Dealing with COVID fatigue in the workplace

Fact or fiction? 2020 has been the longest five years ever.

Fact: Technically, it’s been less than a year. And it’s been exhausting. COVID-fatigue is a real thing.

More than just being tired of trying to live and work during a pandemic, COVID-fatigue also describes our overwhelming desire to get back to normal — to live our normal day-to-day lives, enjoy our normal day-to-day activities, and go to work and do our normal day-to-day jobs.

Since the pandemic was declared in March, many people in Canada have returned to their workplaces, while others continue to work remotely. In either case, we’ve had to adjust to new routines and new ways of doing things – be it attending client meetings via Zoom or masking up in the office.

With no end to the pandemic forecast anytime soon and with many regions now dealing with a second wave of COVID cases, it’s no surprise people are finding it difficult to stay vigilant – and even harder to stay optimistic.

Living with long-term uncertainty is not easy, but it’s what we’ve been dealt, at least until there’s a vaccine for COVID-19. Since we don’t know when that will be, there are actions employers can take now to help their employees get through some strange and disconcerting times.

Acknowledge it’s not business as usual.

Did you know the average workday is 48.5 minutes longer than it was before the pandemic, and meetings have gone up by nearly 13 per cent? This, according to the National Bureau of Economic Research, is due in a large part to more employees working from home, where the line between work and home is blurred. Some of the other downsides remote working employees are dealing with include more difficulty working collaboratively, less motivation to tackle projects and a rise in drinking on the job as people try to manage the stress.

It’s not always a picnic for those going into the workplace, either. Health restrictions may hinder any meaningful interaction between coworkers. And many feel additional stress from having to be around other people who may or may not be taking proper precautions against the virus.

Fixing COVID may be out of your wheelhouse, but you can ease your employees’ burden by shedding light on their struggles, listening to their concerns and sharing your own.
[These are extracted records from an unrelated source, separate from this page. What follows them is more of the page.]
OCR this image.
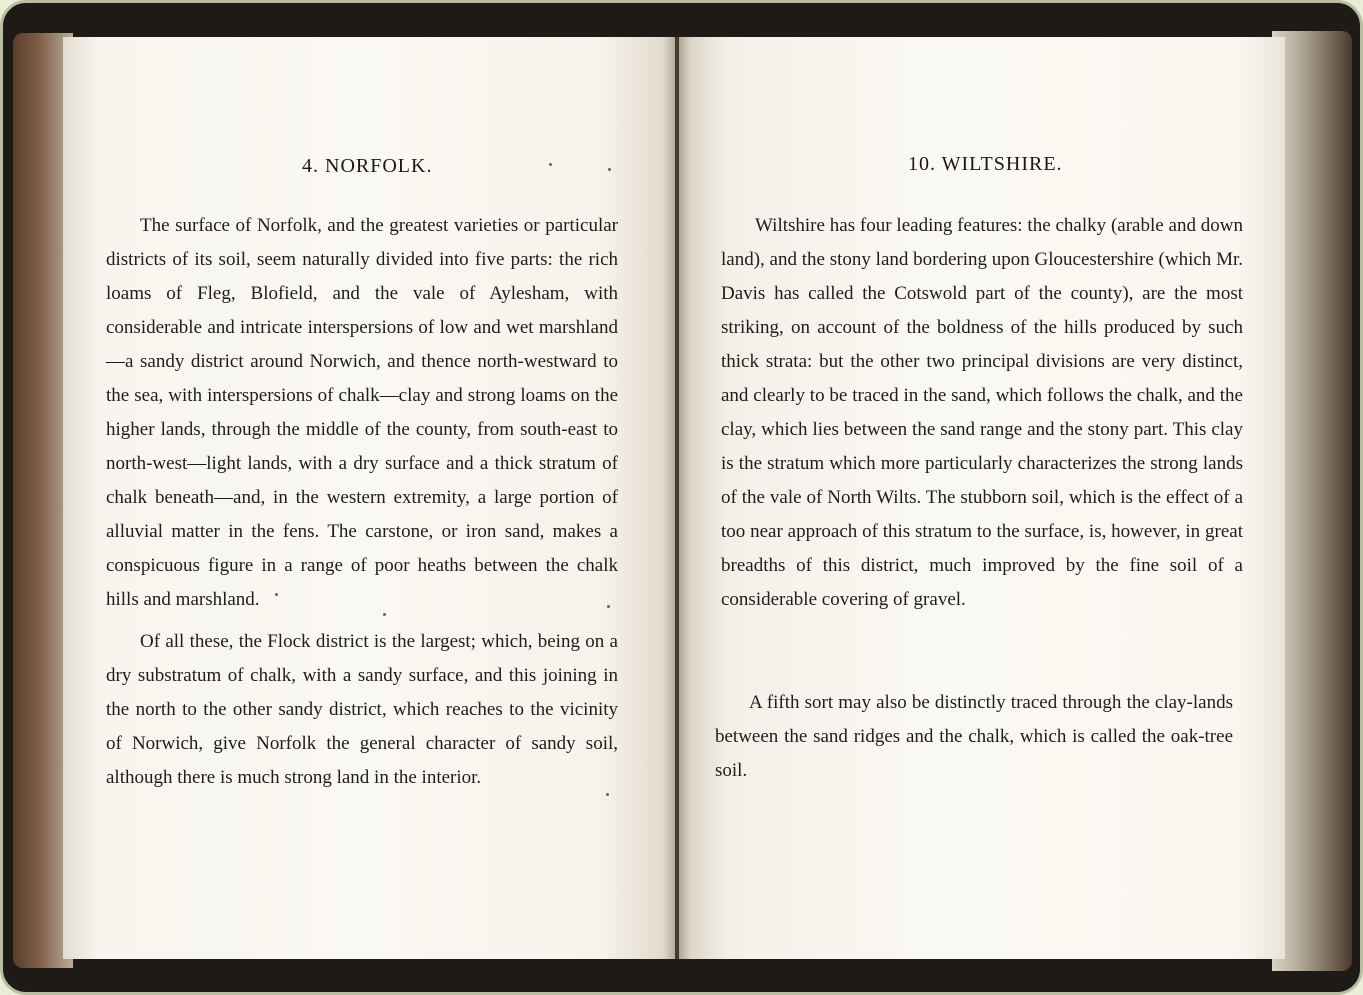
4. NORFOLK.

The surface of Norfolk, and the greatest varieties or particular districts of its soil, seem naturally divided into five parts: the rich loams of Fleg, Blofield, and the vale of Aylesham, with considerable and intricate interspersions of low and wet marshland—a sandy district around Norwich, and thence north-westward to the sea, with interspersions of chalk—clay and strong loams on the higher lands, through the middle of the county, from south-east to north-west—light lands, with a dry surface and a thick stratum of chalk beneath—and, in the western extremity, a large portion of alluvial matter in the fens. The carstone, or iron sand, makes a conspicuous figure in a range of poor heaths between the chalk hills and marshland.

Of all these, the Flock district is the largest; which, being on a dry substratum of chalk, with a sandy surface, and this joining in the north to the other sandy district, which reaches to the vicinity of Norwich, give Norfolk the general character of sandy soil, although there is much strong land in the interior.

10. WILTSHIRE.

Wiltshire has four leading features: the chalky (arable and down land), and the stony land bordering upon Gloucestershire (which Mr. Davis has called the Cotswold part of the county), are the most striking, on account of the boldness of the hills produced by such thick strata: but the other two principal divisions are very distinct, and clearly to be traced in the sand, which follows the chalk, and the clay, which lies between the sand range and the stony part. This clay is the stratum which more particularly characterizes the strong lands of the vale of North Wilts. The stubborn soil, which is the effect of a too near approach of this stratum to the surface, is, however, in great breadths of this district, much improved by the fine soil of a considerable covering of gravel.

A fifth sort may also be distinctly traced through the clay-lands between the sand ridges and the chalk, which is called the oak-tree soil.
You might even be able to address some of their worries with simple actions, like reducing the number of meetings they need to attend, being flexible when it comes to whether or not an employee needs to physically come into the office or what hours they must work, and offering access to mental health and emotional supports when necessary.

Be Positive.

That’s “state-of-mind” positive, of course, not COVID positive. Positivity is a stronger motivator than negativity, so reframe the rules at work by giving positive reasons for doing or not doing things.

For example, instead of telling staff they can’t sit in the common area at lunch time, suggest other options, like taking a walk outside for exercise. You could even organize a friendly competition to see who can log the most steps in a week. Or encourage staff to use the time to reach out to someone; maybe phone or FaceTime an elderly relative, who would likely appreciate the social interaction.

Be open and transparent.

In the midst of so much uncertainty and factors out of our control, we all appreciate some clarity. Remain upfront about what your organization is doing to keep everyone healthy. Get their input on how to make the workplace safe and comfortable and on what changes may be ahead in the coming weeks and months. Continue checking in with staff, one-on-one and as a group (maybe virtually).

We don’t know when life and work will get back to normal, but we do know this: change and uncertainty – even when it’s constant – is easier when everyone works together.